Agarraos la peluca porque os traigo EL drama.
Sí, otro. Porque cuando una cree que ya lo ha vivido todo en esto del dating, va la vida y te dice: “¿te pensabas que lo del ghosting era lo peor? JAJAJA”.

Todo empezó en Tinder (obvio). Conecté con un tipo que oye, parecía normal. Guapo, simpático, con barba de esas que te hacen pensar que le gusta el hummus y los vinilos. Quedamos en su casa para cenar porque él «cocinaba de lujo» y yo dije, venga va, a ver si me ahorro el Glovo por una noche.

Spoiler: ojalá hubiese pedido un kebab.

Llego a su piso, todo bien, me ofrece vino, pone musiquita indie y me sirve una pasta con no sé qué salsa «casera». Yo, como buena gorda educada me lo como todo y le sonrío. Error.

Pasados veinte minutos empecé a notar que mi intestino decía: Houston, tenemos un problema. Y de repente, como si me hubiera poseído el espíritu de la Loca del Baño de Harry Potter, me vi corriendo por el pasillo en busca del retrete mientras él me decía desde el sofá:
—Si necesitas algo, estoy aquí, eh.

Y bueno… digamos que me desintegré en su váter. Que el alma se me salió por el ano. Que esa cisterna tuvo que hacer horas extras. Y yo  muerta de vergüenza, sudando frío y pensando en cómo disimular el apocalipsis que acababa de causar.

Pero esperad porque lo mejor (o peor) viene ahora.

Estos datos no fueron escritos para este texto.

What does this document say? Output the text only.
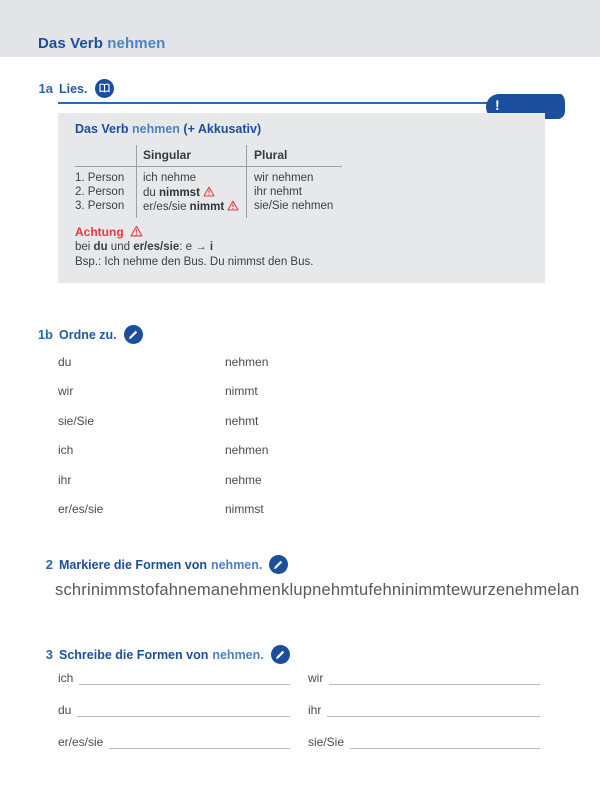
Das Verb nehmen
1a Lies.
!
Das Verb nehmen (+ Akkusativ)
Singular	Plural
1. Person ich nehme	wir nehmen
2. Person du nimmst	ihr nehmt
3. Person er/es/sie nimmt	sie/Sie nehmen
Achtung
bei du und er/es/sie: e → i
Bsp.: Ich nehme den Bus. Du nimmst den Bus.
1b Ordne zu.
du	nehmen
wir	nimmt
sie/Sie	nehmt
ich	nehmen
ihr	nehme
er/es/sie	nimmst
2 Markiere die Formen von nehmen.
schrinimmstofahnemanehmenklupnehmtufehninimmtewurzenehmelan
3 Schreibe die Formen von nehmen.
ich
du
er/es/sie
wir
ihr
sie/Sie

En uno de esos momentos de silencio incómodo, me di cuenta de que no se escuchaba ni una mosca fuera del baño. Nada. Cero. Ni el típico ruido de alguien moviéndose por la casa, ni un paso, ni un scroll de móvil…
Y de repente me pareció oír un suspiro. Bajito. Pegado a la puerta.

Yo, que ya estaba en modo pánico nivel “quítame la vida ya, señor”, me armé de valor y pregunté desde dentro:
—¿Estás ahí?

Y el cabrón, con toda la naturalidad del mundo me suelta:
—Sí, perdona… Es que me da morbo.

Yo me quedé en shock. Literalmente. 
—¿Morbo de qué? —le pregunté sin poder creérmelo.
Y va el tío y me contesta:
—No sé… Me pone que estés ahí.

No supe si llorar, reír, llamar a un exorcista o a Chicote para que le cierre la cocina. Me limpié como pude, salí del baño en modo ninja y le dije que me tenía que ir porque me acababan de ingresar a mi pez en el veterinario.

Desde entonces bloqueo, eliminación de Tinder y una dieta blanda emocional.

Moraleja:
Nunca confiéis en un tío que presume de cocinar «cosas exóticas». Y si os sentís indispuestas, huid al bar de la esquina antes de descubrir que vuestro match tiene fetiches gastrointestinales.